Commemorating Two Great Revolutionaries

This issue includes reports on meetings held recently in Winnipeg to commemorate two great revolutionaries of the twentieth century – Shaheed Bhagat Singh and Ché Guevara. Both participated in the anti-colonial, anti-imperialist and anti-capitalist struggles - Shaheed Bhagat Singh in India against British imperialism and Ché Cuevara in Latin America and Africa against U.S. imperialism - and both became martyrs to that cause. Both have also inspired successive generations of young people to take up the cause of revolution and socialism.

To a large extent, both Bhagat Singh and Ché have also transcended narrow ideological considerations that are often embraced or laid claim to by many of the sometimes-antagonistic ideo-political tendencies that exist within the revolutionary working class movement. This is as it should be. A revolutionary should be recognized as such by his/her deeds rather than by the ideology espoused or organizational affiliations.

For example, few know the specific ideology or political affiliations of the martyrs of the Paris Commune and fewer care. Marx and Engels argued against initiating that revolutionary uprising because conditions did not exist for it to succeed. However, once the battle had begun they gave it their unconditional support and when it was crushed they summed it up and drew the appropriate lessons, both positive and negative.

There are, of course, those who still refuse to accept Bhagat Singh and/or Ché as “genuine” revolutionaries because of their supposed lack of ideological purity. Such individuals are mistaken in their insistence that ideas are more important than reality. This is the mark of philosophical idealism.

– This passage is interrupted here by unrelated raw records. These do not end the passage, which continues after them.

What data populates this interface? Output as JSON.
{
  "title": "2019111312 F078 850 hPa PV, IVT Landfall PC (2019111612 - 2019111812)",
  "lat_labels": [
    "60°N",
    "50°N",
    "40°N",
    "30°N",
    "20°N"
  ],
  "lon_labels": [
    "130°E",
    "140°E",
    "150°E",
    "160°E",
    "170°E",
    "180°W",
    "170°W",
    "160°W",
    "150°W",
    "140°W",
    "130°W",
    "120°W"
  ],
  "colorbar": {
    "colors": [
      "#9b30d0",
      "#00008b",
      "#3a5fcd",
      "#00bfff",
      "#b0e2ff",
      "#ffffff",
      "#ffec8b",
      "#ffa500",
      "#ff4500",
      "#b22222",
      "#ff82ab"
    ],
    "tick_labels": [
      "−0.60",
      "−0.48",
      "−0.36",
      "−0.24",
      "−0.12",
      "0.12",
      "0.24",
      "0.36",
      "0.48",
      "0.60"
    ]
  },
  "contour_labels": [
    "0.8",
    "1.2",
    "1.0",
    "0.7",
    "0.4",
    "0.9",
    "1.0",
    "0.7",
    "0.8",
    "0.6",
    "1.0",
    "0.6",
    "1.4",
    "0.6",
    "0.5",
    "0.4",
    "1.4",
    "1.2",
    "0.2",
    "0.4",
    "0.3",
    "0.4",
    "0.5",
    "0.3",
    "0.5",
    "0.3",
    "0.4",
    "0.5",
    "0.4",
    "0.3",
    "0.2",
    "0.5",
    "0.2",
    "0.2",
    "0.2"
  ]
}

In this era of imperialism and proletarian revolution, a revolutionary is someone who devotes his/her life to the overthrow of capitalism and imperialism and the establishment of the rule of the working class – socialism. That is all that matters. There are not a few individuals who claim to stand for socialism but who oppose the revolutionary overthrow of the capitalist system. There are others who wish to eliminate imperialism without eliminating its material base – capitalism; and others still who think that capitalism can be eliminated without the overthrow of the imperialist system. Bhagat Singh and Ché Guevara were not of that ilk. Whatever weaknesses may have existed in their ideological or political analysis of specific issues and whatever their choice of tactics, both clearly identified the enemy – capitalism and imperialism - and both called on revolutionaries to put aside their difference and unite in action against these enemies of humankind. This is why their legacy has spanned generations while many other “super” revolutionaries have become footnotes in history.